DaeDaLus supports another iteration construct, map. This performs an operation on each element of a sequence, resulting in a sequence of results. For example, the following code doubles each element in an array:

map (x in [1:int, 2, 3])
  2 * x

The map construct can be used to parse a sequence of blocks, based on a sequence of values. For example the following code parses blocks of the form 0AAA..., with the number of 'A' characters dictated by the input sequence.

map (x in [1, 2, 3])
  block
    $[ '0' ]
    Many x $[ 'A' ]

Just as with for, the map construct has an alternative form that includes both sequence indexes and values:

map (i,x in [5, 2, 1])
  block
    $[ '0' ]
    len       = ^ { index = i, elem = x }
    something = Many x $['A']

many loops

many loops are similar to for loops and the Many combinator.

  • The loop stops when the parser in the loop’s body fails, which is just like the Many combinator.

  • The body is parameterized by a piece of state, which is initialized at the start of the loop, and is updated by the result of the body on each iteration.

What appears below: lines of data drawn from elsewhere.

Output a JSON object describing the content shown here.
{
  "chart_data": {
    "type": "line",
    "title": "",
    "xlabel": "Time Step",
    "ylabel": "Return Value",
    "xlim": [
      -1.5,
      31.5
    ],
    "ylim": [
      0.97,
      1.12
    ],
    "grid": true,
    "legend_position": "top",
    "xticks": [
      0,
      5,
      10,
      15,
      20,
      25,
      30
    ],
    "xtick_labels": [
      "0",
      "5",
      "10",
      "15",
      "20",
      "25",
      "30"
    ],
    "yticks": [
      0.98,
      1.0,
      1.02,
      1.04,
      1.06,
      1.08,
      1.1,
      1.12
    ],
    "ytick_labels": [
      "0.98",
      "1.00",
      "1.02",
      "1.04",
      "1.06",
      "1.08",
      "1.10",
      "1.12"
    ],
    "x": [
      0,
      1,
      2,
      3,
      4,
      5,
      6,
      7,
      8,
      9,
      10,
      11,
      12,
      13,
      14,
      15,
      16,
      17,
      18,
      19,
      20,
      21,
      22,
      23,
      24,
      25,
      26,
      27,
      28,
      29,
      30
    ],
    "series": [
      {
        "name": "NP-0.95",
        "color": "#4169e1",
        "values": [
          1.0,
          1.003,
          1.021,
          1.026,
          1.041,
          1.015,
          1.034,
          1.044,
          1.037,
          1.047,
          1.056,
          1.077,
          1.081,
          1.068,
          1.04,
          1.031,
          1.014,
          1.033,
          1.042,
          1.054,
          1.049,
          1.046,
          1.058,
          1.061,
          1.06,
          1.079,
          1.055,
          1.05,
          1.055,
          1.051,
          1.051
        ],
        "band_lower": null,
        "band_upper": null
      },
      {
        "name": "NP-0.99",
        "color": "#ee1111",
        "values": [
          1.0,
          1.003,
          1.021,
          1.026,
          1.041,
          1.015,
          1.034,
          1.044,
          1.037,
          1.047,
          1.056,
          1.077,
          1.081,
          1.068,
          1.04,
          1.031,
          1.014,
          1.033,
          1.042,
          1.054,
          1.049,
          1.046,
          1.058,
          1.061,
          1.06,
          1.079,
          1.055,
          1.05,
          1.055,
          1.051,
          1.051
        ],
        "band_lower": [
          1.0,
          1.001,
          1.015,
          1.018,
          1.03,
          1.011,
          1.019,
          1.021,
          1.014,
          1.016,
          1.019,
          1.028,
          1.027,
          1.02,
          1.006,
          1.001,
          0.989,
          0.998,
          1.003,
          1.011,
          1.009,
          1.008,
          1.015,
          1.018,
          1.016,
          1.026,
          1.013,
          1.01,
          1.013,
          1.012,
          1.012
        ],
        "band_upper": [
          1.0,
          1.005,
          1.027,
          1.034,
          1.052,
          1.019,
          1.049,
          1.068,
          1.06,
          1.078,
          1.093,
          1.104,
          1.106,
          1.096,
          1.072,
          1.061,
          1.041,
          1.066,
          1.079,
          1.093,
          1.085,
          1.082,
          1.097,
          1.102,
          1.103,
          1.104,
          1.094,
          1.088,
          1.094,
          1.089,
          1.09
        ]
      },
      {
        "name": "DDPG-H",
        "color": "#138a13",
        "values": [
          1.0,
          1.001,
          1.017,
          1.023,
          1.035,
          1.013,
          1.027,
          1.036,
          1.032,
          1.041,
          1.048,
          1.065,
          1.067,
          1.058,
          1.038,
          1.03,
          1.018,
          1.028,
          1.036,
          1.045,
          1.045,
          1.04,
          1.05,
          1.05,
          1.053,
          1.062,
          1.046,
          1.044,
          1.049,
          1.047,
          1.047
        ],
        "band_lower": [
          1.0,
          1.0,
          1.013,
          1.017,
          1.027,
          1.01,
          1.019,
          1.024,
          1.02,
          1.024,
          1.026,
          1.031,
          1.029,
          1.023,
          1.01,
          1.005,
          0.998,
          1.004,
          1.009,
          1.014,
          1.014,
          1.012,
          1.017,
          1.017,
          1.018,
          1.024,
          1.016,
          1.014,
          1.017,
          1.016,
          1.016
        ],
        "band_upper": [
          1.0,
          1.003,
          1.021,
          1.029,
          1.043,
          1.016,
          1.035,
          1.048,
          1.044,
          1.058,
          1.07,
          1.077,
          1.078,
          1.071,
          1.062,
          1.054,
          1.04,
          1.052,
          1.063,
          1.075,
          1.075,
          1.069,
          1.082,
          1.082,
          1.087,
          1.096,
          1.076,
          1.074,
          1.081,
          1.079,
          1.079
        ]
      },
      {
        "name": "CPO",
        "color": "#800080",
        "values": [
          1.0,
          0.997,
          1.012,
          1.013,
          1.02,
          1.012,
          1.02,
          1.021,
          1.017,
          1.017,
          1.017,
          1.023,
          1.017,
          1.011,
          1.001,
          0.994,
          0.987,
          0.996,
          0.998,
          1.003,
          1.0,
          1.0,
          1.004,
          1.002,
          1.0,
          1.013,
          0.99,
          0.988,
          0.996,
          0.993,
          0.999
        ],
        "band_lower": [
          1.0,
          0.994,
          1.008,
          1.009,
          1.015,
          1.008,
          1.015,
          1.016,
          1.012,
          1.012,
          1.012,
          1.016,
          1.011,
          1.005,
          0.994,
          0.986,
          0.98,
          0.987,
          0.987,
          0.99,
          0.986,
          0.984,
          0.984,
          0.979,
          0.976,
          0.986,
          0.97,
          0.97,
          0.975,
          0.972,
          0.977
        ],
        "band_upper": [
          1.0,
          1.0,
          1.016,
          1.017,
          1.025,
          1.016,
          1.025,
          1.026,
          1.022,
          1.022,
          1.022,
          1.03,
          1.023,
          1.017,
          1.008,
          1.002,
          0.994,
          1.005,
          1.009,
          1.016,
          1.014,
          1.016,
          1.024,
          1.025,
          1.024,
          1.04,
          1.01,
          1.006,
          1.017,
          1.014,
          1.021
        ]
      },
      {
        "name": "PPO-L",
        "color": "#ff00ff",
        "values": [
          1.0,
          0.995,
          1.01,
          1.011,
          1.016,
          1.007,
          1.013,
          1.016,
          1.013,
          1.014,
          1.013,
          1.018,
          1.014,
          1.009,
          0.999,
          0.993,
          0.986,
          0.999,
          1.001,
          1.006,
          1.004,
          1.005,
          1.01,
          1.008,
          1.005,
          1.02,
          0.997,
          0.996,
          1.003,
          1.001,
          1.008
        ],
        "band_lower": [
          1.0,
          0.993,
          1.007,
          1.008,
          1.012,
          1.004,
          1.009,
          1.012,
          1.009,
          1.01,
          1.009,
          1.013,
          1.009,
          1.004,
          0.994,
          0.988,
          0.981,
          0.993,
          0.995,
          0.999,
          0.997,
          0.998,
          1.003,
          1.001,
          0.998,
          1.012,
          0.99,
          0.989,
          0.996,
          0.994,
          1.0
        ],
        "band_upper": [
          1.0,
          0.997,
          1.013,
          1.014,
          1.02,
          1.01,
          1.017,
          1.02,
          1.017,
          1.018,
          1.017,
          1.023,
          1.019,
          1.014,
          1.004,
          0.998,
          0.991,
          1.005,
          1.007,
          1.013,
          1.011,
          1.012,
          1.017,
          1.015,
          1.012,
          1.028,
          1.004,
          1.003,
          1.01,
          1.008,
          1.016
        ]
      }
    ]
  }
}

For example, this is how one might parse a base 10 number:

many (s = 0) (10 * s + Digit)

In the example above, the state variable is s and is initialized to 0. The loop body is evaluated, and if it succeeds, its value replaces s, which in the example above means that the loop body’s result is assigned to s, i.e., s = 10 * s + Digit. The result of the many is the result of the body of its last successful loop iteration.

There is also a variant called many? which is similar to Many? in that the loop repeats just enough times to make the parser succeed.

Warning

It is quite easy to write inefficient or ambiguous parser when using many? so it should be avoided, if possible.

Commit

Warning

commit is an unstable experimental feature and its behavior may change or it may be removed entirely.

Normally, at the point a parser fails, DaeDaLus will backtrack to a choice point and try an alternative parser. The commit guard acts as a cut-point and prevents backtracking. For example, the following code cannot parse the string "AC" because parsing 'A' and the subsequent commit will prevent backtracking reaching the alternative branch.

First
  { $['A']; commit; $[ 'B' ] }
  { $['A'];         $[ 'C' ] }  -- Can't happen

The try construct converts commit failure into parser failure. A commit failure will propagate until it hits an enclosing try construct, or until it escapes the top-level definition.